FIND: (\w)\w+,(\w+,)\d+\.\d,
REPLACE: \1_\2

(\w)\w+ captures the first letter of the first word without capturing the rest of the word or the comma. (\w+,) captures the second word and its comma, and \d+\.\d matches the first set of numbers in the string, accounting for the decimal. The replacement puts the first letter of the first word followed by a “_” and then the second word. By matching the first numbers but not capturing them, they are eliminated in the replacement.

Step 6

FIND: (\w_\w{4})\w+
REPLACE: \1

This code finds the first initial, the underscore, and second word, but it only captures the first 4 letters of the second word using {4}. It is replaces with only the captured part.

Step 7

FIND: (\w{3})\w+,(\w{3})\w+,(\d+\.\d),(\d+)
REPLACE: \1\2, \4, \3

The code matches the whole string but only captures the first 3 letters of the two words and the 2 numbers. The captures are then rearranged in the replacement.

Step 8

FIND: [^a-zA-A0-9\s\/\.\_]
REPLACE:

This first code matches all the special characters in the data except “.”, “/”, and “_” which are needed throughout the data.

FIND: (\n.*)\_(.*)
REPLACE:\1\2

This code matches the lines with underscores, but excludes the first line with \n.

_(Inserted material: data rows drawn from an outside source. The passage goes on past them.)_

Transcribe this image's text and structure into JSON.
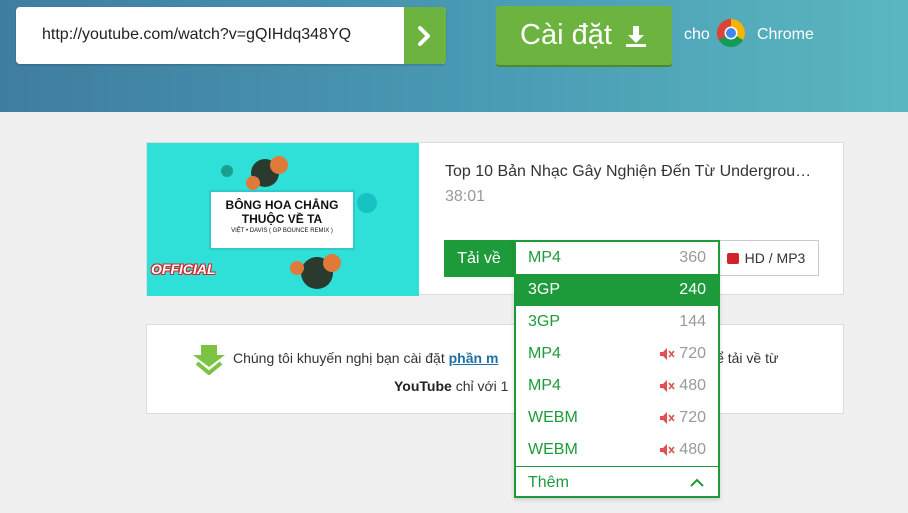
{
  "header": {
    "url_value": "http://youtube.com/watch?v=gQIHdq348YQ",
    "install_label": "Cài đặt",
    "for_label": "cho",
    "browser_name": "Chrome"
  },
  "video": {
    "title": "Top 10 Bản Nhạc Gây Nghiện Đến Từ Undergrou…",
    "duration": "38:01",
    "thumbnail_title_1": "BÔNG HOA CHẲNG",
    "thumbnail_title_2": "THUỘC VỀ TA",
    "thumbnail_credit": "VIỆT • DAVIS ( GP BOUNCE REMIX )",
    "thumbnail_badge": "OFFICIAL",
    "download_label": "Tải về",
    "hd_label": "HD / MP3"
  },
  "recommend": {
    "line1_before": "Chúng tôi khuyến nghị bạn cài đặt ",
    "line1_link": "phần m",
    "line1_after": "để tải về từ",
    "line2_bold": "YouTube",
    "line2_rest": " chỉ với 1"
  },
  "formats": [
    {
      "format": "MP4",
      "quality": "360",
      "muted": false,
      "selected": false
    },
    {
      "format": "3GP",
      "quality": "240",
      "muted": false,
      "selected": true
    },
    {
      "format": "3GP",
      "quality": "144",
      "muted": false,
      "selected": false
    },
    {
      "format": "MP4",
      "quality": "720",
      "muted": true,
      "selected": false
    },
    {
      "format": "MP4",
      "quality": "480",
      "muted": true,
      "selected": false
    },
    {
      "format": "WEBM",
      "quality": "720",
      "muted": true,
      "selected": false
    },
    {
      "format": "WEBM",
      "quality": "480",
      "muted": true,
      "selected": false
    }
  ],
  "more_label": "Thêm",
  "colors": {
    "green": "#1d9b3a",
    "install_green": "#6db33f",
    "mute_red": "#e05050"
  }
}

It captures the text before and after the underscore, so by replacing it with just the captures (with no spaces in between), it eliminates the underscore (the replacement needed to be done twice for line 18 which had 2 underscores).

FIND:(worker|male)\s*
REPLACE:\1\t

This code captures “worker” OR “male” in the bee_caste column using a |. It then matches and removes the excess spaces following the words and replaces it with a uniform tab.

FIND:(NA)(.*?)(\d{6,})
REPLACE: 1\2\3

This finds the rows with “NA” that have a positive value in the pathogen_load column, and it replaces the “NA” with a 1.

FIND:(NA)(.*?)(4\s*0)
REPLACE: 0\2\3

This finds the rows with “NA” that have a 0 in the pathogen_load column, and it replaces the “NA” with a 0.